Labor’s Ged Kearney won the election in the … suburbs farther from the CBD.
In Reservoir East, for example, Labor’s vote jumped from 35% to 51%. Yet it was the cannibalisation of the Liberal vote — 24% in 2016 — that gave Labor the edge.
The theory being that the inner/outer vote gap widened for both parties, in different directions. Trouble is, it didn’t. The Greens had large swings to them in the outer suburbs; simply not enough to combat the inherent majority of Labor there and the two-party preferred (2PP) swing to Labor in the “inner-city silos”.
The vote gap narrowed, not widened. To establish this, you need to do what Nick didn’t bother to do, which is assess the ratios between inner and outer booth swings.
So, let’s take Cater’s example of Westgarth, the “inner”-most booth in Batman, and compare it with Kingsbury, an outer booth.
In 2016, the Greens got 55% first preferences (FP) in Westgarth and 65% 2PP. In Kingsbury, they got 17% FP, and 30% 2PP.
In 2018, the Greens got 58% FP in Westgarth and 61% 2PP. In Kingsbury, they got 28% FP, and 35% 2PP.
So the way to measure whether the Greens inner and outer vote is diverging, as Cater suggests, or narrowing, is to make a ratio of those paired figures. Put 2016 Kingsbury FP over 2016 Westgarth FP (17%/55%) and you get a ratio of 0.309. Put 2018 Kingsbury FP over 2018 Westgarth FP (28%/58%) and you get 0.4827.
The 2PP ratio shows a smaller leap — 2016’s is 0.46 (30/65) and 2018’s is 0.58 (35/61) — but a leap nevertheless.
The larger the increase (towards 1 — absolute evenness) the greater the inner/outer Greens vote ratio has evened out.
Cater is simply wrong.
You can do this for just about any pair of inner and outer booths in Batman and get the same result (there’s a couple of anomalies), so how did Cater mess it up (aside from doing sociology at Exeter university)? Well he didn’t compare like-for-like. It doesn’t matter what the other party did, it’s what your own did, that measures the evenness.

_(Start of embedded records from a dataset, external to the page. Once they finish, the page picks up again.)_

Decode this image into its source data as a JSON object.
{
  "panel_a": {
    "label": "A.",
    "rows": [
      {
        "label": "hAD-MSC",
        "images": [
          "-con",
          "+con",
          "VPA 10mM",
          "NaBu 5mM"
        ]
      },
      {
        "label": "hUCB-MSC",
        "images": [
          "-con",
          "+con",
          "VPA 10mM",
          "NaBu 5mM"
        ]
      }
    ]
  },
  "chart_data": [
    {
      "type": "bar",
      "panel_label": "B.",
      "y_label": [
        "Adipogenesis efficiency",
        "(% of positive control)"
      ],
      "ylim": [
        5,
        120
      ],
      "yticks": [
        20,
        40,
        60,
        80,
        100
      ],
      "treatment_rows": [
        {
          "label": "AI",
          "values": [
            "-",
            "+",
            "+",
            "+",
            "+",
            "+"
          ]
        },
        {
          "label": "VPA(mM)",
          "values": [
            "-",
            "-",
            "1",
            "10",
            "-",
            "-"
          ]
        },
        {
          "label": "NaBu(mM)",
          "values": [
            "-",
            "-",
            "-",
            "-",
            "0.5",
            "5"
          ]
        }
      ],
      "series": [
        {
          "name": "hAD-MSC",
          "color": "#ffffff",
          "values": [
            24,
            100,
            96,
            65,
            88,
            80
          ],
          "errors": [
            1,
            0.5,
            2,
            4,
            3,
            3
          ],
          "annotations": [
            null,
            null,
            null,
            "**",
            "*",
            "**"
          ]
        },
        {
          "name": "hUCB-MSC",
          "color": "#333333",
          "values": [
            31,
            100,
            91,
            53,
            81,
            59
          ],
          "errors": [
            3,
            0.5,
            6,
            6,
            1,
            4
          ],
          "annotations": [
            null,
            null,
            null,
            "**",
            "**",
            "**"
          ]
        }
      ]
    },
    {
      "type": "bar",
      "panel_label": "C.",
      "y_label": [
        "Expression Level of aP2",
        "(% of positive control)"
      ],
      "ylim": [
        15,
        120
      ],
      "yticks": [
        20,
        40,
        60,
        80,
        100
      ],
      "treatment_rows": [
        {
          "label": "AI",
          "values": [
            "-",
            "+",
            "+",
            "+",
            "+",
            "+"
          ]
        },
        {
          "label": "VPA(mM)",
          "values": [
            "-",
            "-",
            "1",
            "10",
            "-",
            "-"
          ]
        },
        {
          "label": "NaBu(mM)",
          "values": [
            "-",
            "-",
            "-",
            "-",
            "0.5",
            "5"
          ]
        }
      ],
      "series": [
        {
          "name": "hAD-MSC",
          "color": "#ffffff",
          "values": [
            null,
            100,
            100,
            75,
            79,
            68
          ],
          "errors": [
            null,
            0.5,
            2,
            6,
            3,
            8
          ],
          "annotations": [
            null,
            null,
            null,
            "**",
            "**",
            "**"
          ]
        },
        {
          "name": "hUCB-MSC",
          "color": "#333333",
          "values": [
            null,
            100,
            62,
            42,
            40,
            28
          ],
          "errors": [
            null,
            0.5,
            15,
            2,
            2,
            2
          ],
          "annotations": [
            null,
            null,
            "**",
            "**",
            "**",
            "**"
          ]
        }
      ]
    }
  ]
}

Cater’s determination to shoehorn the results into his theory means he’s missing the big-shift. Knowledge-class Greens voters (and others, such as students and migrants) have been pushed into the middle and outer suburbs, such as Reservoir*. The whole demographic process is changing completely.
As I say, minor of itself, but it shows how the right-wing mind handles science — as a genre of wish-fulfilment. Not sure if the Einstein reference serves you well here, Nick.
Best, also, not to criticise Greens as cosmopolitan, distanced people “short on empathy, rich on compassion” when you’re talking about people like Bhathal and her family, who have run free medical clinics in the suburb they’ve lived in for decades; especially when you are, as Cater is, a mathematically challenged carpetbagger. You don’t need to be a genius to see that.
*quick, someone at the Menzies Centre ask Cater to say the suburb name “Reservoir”! Hilarity will ensue.